History can show us who made different, better decisions. President Barack is in a similar situation to that of Nixon contemplating the war in Vietnam. Nixon opened relations with America’s enemy, China, which helped him manage Vietnam and the USSR. Barack might be wise to do the same with his Maoist China, Iran. Cooperation with Iran could mean help in Iraq and Afghanistan, rather than hindrance of America’s efforts. (Please see my post on why Iran is the bad guy.) Ah, but of course, we should be learning not from Nixon in Nam but from Munich and the foolish Neville Chamberlain.

Talk of appeasement and Munich is bandied about as if to mean one should never talk to one’s enemies. Disregarding the fact that it was not at all clear what else Chamberlain should have done in 1938, the assumption behind allusions to Munich seems to be that everyone other than us knows only the language of force. It is necessary to treat the claims made in history’s name with skepticism, or leaders will use it to bolster claims about the present. Saddam was likened to Adolf, and we all know how to deal with Adolf. George Bush and American neoconservatives have invoked Munich as a clear signal that we should not talk to but isolate or even attack Iran and Syria. But are Iran and Syria Nazi Germany? Is talking to their leaders a sign of weakness? The Munich analogy has been applied liberally since World War Two: Anthony Eden used it to justify a disastrous episode of gunboat diplomacy in 1956, for example.
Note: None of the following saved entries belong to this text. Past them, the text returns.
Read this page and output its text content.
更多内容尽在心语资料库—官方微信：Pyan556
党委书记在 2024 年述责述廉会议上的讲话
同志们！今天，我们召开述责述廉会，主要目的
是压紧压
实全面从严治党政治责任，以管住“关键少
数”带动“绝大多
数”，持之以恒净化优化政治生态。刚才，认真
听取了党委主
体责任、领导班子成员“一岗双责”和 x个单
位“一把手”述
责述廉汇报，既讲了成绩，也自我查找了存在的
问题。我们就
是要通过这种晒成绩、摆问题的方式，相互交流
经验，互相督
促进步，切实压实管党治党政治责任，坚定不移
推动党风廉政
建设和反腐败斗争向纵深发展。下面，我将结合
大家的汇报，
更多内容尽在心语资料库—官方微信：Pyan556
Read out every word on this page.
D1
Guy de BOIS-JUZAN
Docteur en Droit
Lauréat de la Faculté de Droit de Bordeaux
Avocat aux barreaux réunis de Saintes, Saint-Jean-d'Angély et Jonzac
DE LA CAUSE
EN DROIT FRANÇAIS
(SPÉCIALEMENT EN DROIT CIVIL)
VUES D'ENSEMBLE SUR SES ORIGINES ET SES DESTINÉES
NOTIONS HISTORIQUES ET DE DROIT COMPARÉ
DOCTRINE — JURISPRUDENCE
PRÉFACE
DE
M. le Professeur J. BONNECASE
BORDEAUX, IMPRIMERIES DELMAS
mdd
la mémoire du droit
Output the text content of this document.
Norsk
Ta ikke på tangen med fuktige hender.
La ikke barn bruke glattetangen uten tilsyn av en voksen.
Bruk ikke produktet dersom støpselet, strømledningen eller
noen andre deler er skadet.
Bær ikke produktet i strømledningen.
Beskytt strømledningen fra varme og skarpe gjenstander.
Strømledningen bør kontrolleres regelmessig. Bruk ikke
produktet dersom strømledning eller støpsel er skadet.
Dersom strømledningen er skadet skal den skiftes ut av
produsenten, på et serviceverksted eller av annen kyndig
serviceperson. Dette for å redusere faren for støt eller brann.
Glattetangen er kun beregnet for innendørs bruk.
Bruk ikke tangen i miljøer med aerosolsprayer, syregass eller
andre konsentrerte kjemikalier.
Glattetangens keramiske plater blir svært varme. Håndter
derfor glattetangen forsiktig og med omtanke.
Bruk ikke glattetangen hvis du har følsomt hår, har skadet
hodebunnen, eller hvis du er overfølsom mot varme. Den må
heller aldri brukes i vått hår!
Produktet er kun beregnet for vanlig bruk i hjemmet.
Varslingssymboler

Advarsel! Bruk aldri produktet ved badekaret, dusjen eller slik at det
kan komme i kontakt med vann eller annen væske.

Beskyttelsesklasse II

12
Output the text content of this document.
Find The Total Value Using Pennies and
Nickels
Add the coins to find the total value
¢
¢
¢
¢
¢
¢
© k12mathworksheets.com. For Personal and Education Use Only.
Learning history is important. We can learn about the world, learn about how to be successful and how to fail, how we should act and how others might react. But manipulating history for political purposes, or ignoring inconvenient parts of history, do not help make better decisions or forge a better future. We must learn to be thorough and think critically about history, to avoid believing the lies about history and its lessons, or we will be doomed to repeat it.